The Final Countdown.
Words.
"It's exhausting, this fight to believe that Gilbert Arenas is a better guy than he seems. Exactly when is he going to start acting like it? As opposed to the scattered, seven-faces-of-Gilbert split personality on display? When will he pull himself together into a whole, consistent, coherent person? Because so far all we have are versions of him.
Arenas bears a series of tattoos on his legs that he calls Black Rushmore: images of Martin Luther King, Malcolm X, Nelson Mandela and President Obama. When he first displayed them, they seemed nobler than the usual body art, more interesting than the inked tiger on his chest. They bespoke a guy who, beneath his teasing, was susceptible to meaning, conscious of things beyond himself. But now they just seem like costuming. The guy might as well have tattooed a feather boa onto his neck, for all the emblems seem to mean to him.
Two of those men, of course, were slain by gunfire. You would think that would have occurred to Arenas when he laid out four guns in the Wizards locker room over a card game called bourré, and rat-tat-tatted his fingers at his teammates the other night. But it obviously escaped him, perhaps because he was too preoccupied with his standoff with Javaris Crittenton, and seeing which one could act more facetiously street.

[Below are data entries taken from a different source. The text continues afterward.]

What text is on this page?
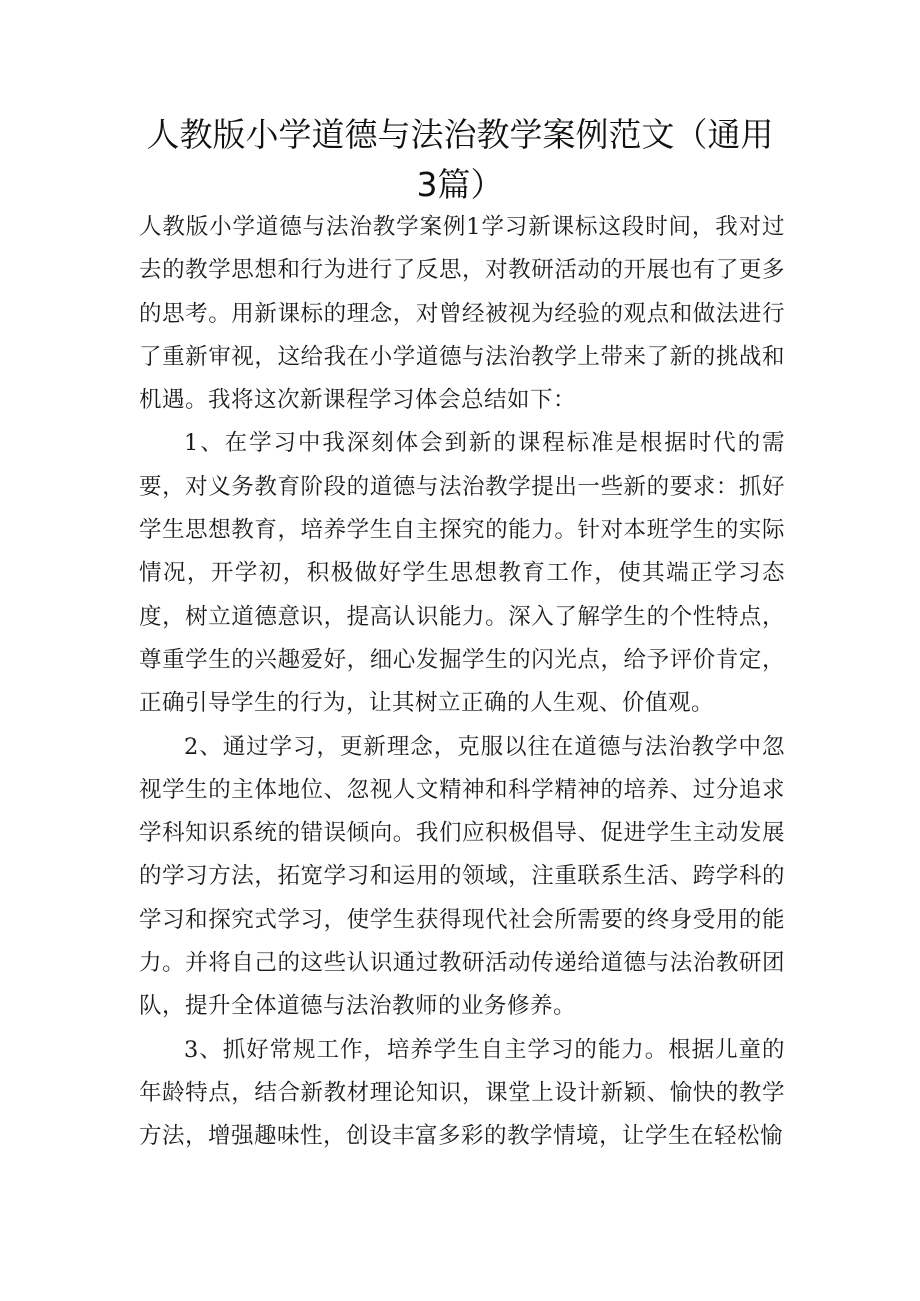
人教版小学道德与法治教学案例范文（通用
3篇）

人教版小学道德与法治教学案例1学习新课标这段时间，我对过去的教学思想和行为进行了反思，对教研活动的开展也有了更多的思考。用新课标的理念，对曾经被视为经验的观点和做法进行了重新审视，这给我在小学道德与法治教学上带来了新的挑战和机遇。我将这次新课程学习体会总结如下：

1、在学习中我深刻体会到新的课程标准是根据时代的需要，对义务教育阶段的道德与法治教学提出一些新的要求：抓好学生思想教育，培养学生自主探究的能力。针对本班学生的实际情况，开学初，积极做好学生思想教育工作，使其端正学习态度，树立道德意识，提高认识能力。深入了解学生的个性特点，尊重学生的兴趣爱好，细心发掘学生的闪光点，给予评价肯定，正确引导学生的行为，让其树立正确的人生观、价值观。

2、通过学习，更新理念，克服以往在道德与法治教学中忽视学生的主体地位、忽视人文精神和科学精神的培养、过分追求学科知识系统的错误倾向。我们应积极倡导、促进学生主动发展的学习方法，拓宽学习和运用的领域，注重联系生活、跨学科的学习和探究式学习，使学生获得现代社会所需要的终身受用的能力。并将自己的这些认识通过教研活动传递给道德与法治教研团队，提升全体道德与法治教师的业务修养。

3、抓好常规工作，培养学生自主学习的能力。根据儿童的年龄特点，结合新教材理论知识，课堂上设计新颖、愉快的教学方法，增强趣味性，创设丰富多彩的教学情境，让学生在轻松愉
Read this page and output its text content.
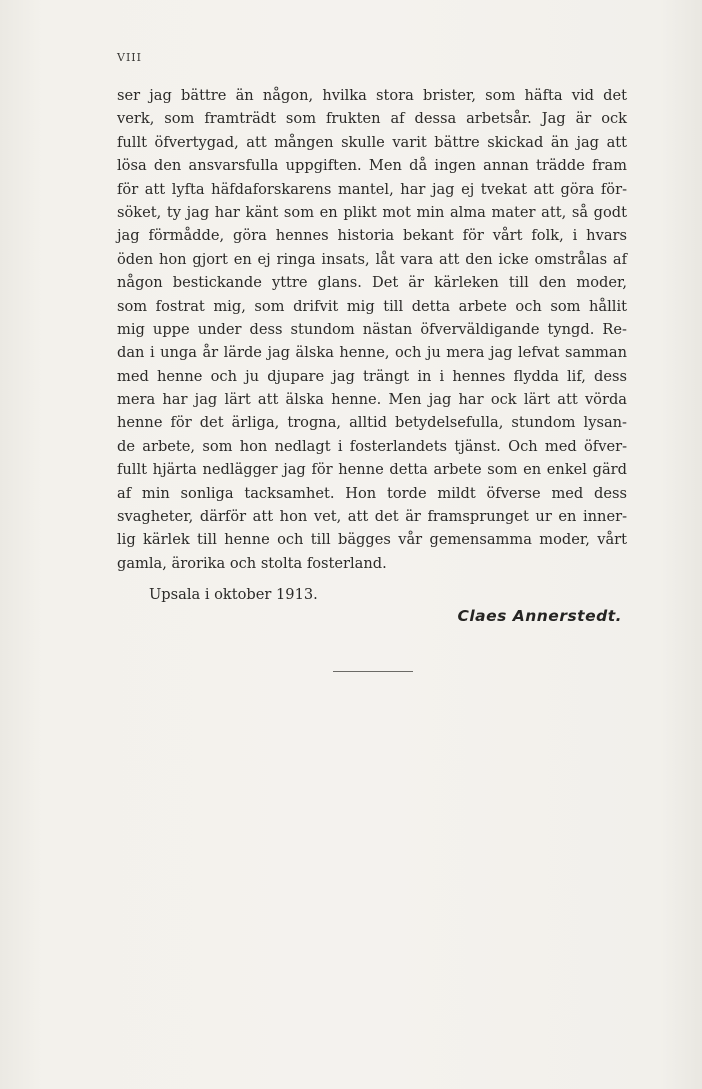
VIII
ser jag bättre än någon, hvilka stora brister, som häfta vid det
verk, som framträdt som frukten af dessa arbetsår. Jag är ock
fullt öfvertygad, att mången skulle varit bättre skickad än jag att
lösa den ansvarsfulla uppgiften. Men då ingen annan trädde fram
för att lyfta häfdaforskarens mantel, har jag ej tvekat att göra för-
söket, ty jag har känt som en plikt mot min alma mater att, så godt
jag förmådde, göra hennes historia bekant för vårt folk, i hvars
öden hon gjort en ej ringa insats, låt vara att den icke omstrålas af
någon bestickande yttre glans. Det är kärleken till den moder,
som fostrat mig, som drifvit mig till detta arbete och som hållit
mig uppe under dess stundom nästan öfverväldigande tyngd. Re-
dan i unga år lärde jag älska henne, och ju mera jag lefvat samman
med henne och ju djupare jag trängt in i hennes flydda lif, dess
mera har jag lärt att älska henne. Men jag har ock lärt att vörda
henne för det ärliga, trogna, alltid betydelsefulla, stundom lysan-
de arbete, som hon nedlagt i fosterlandets tjänst. Och med öfver-
fullt hjärta nedlägger jag för henne detta arbete som en enkel gärd
af min sonliga tacksamhet. Hon torde mildt öfverse med dess
svagheter, därför att hon vet, att det är framsprunget ur en inner-
lig kärlek till henne och till bägges vår gemensamma moder, vårt
gamla, ärorika och stolta fosterland.
Upsala i oktober 1913.
Claes Annerstedt.
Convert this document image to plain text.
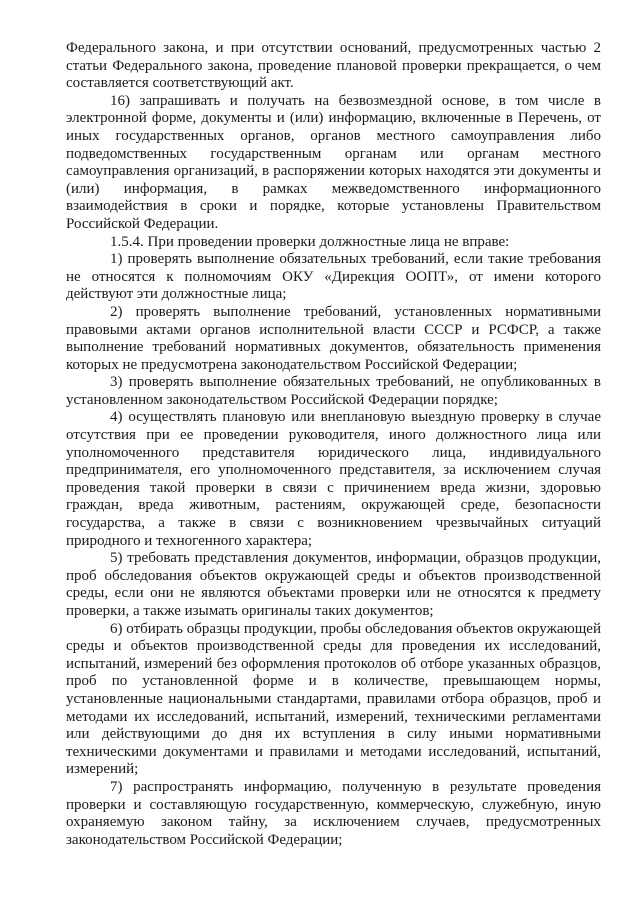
Федерального закона, и при отсутствии оснований, предусмотренных частью 2 статьи Федерального закона, проведение плановой проверки прекращается, о чем составляется соответствующий акт.

16) запрашивать и получать на безвозмездной основе, в том числе в электронной форме, документы и (или) информацию, включенные в Перечень, от иных государственных органов, органов местного самоуправления либо подведомственных государственным органам или органам местного самоуправления организаций, в распоряжении которых находятся эти документы и (или) информация, в рамках межведомственного информационного взаимодействия в сроки и порядке, которые установлены Правительством Российской Федерации.

1.5.4. При проведении проверки должностные лица не вправе:

1) проверять выполнение обязательных требований, если такие требования не относятся к полномочиям ОКУ «Дирекция ООПТ», от имени которого действуют эти должностные лица;

2) проверять выполнение требований, установленных нормативными правовыми актами органов исполнительной власти СССР и РСФСР, а также выполнение требований нормативных документов, обязательность применения которых не предусмотрена законодательством Российской Федерации;

3) проверять выполнение обязательных требований, не опубликованных в установленном законодательством Российской Федерации порядке;

4) осуществлять плановую или внеплановую выездную проверку в случае отсутствия при ее проведении руководителя, иного должностного лица или уполномоченного представителя юридического лица, индивидуального предпринимателя, его уполномоченного представителя, за исключением случая проведения такой проверки в связи с причинением вреда жизни, здоровью граждан, вреда животным, растениям, окружающей среде, безопасности государства, а также в связи с возникновением чрезвычайных ситуаций природного и техногенного характера;

5) требовать представления документов, информации, образцов продукции, проб обследования объектов окружающей среды и объектов производственной среды, если они не являются объектами проверки или не относятся к предмету проверки, а также изымать оригиналы таких документов;

6) отбирать образцы продукции, пробы обследования объектов окружающей среды и объектов производственной среды для проведения их исследований, испытаний, измерений без оформления протоколов об отборе указанных образцов, проб по установленной форме и в количестве, превышающем нормы, установленные национальными стандартами, правилами отбора образцов, проб и методами их исследований, испытаний, измерений, техническими регламентами или действующими до дня их вступления в силу иными нормативными техническими документами и правилами и методами исследований, испытаний, измерений;

7) распространять информацию, полученную в результате проведения проверки и составляющую государственную, коммерческую, служебную, иную охраняемую законом тайну, за исключением случаев, предусмотренных законодательством Российской Федерации;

Is there anything more ridiculous than a soft guy pretending to be hard? Arenas had an admittedly painful childhood -- a mother who abandoned him, a struggling father who raised him in a Van Nuys, Calif., apartment -- but there is nothing in his background that suggests he knows anything about real gangsterism. He has played a game for a living since he was 19 years old. You get the sense that guns are adornments to him. Like jewelry. One of the weapons he pulled out in the Wizards locker room was patently absurd, a gold-plated Desert Eagle that is the same model used in the Austin Powers movie "Goldmember."
What a weak-willed, fraudulent gesture, to pretend to be someone lesser instead of someone better. And that's the deeper offense that Arenas has committed; it's what underlies our anger at him, and our sorrow for him, and our bafflement. The most winsome, talented young man in town is indefinitely suspended from the NBA, and facing a grand jury, because he stepped down instead of up. He didn't have a strong enough sense of self to shrug off a quarrel, and had to go one-up on the dumbest guy in locker room.
...Like most people who have watched Arenas over the last few years, I've always liked him immensely. I believe he's an essentially gentle man, edgy but not malicious, and that his lightness is genuine. Humor is an understandable and damn effective mechanism for coping with pain. But it's time he defined who exactly he intends to be in this world. The Gilbert we've had up to now is a figment, a sketch. He has all the substance of a tattoo."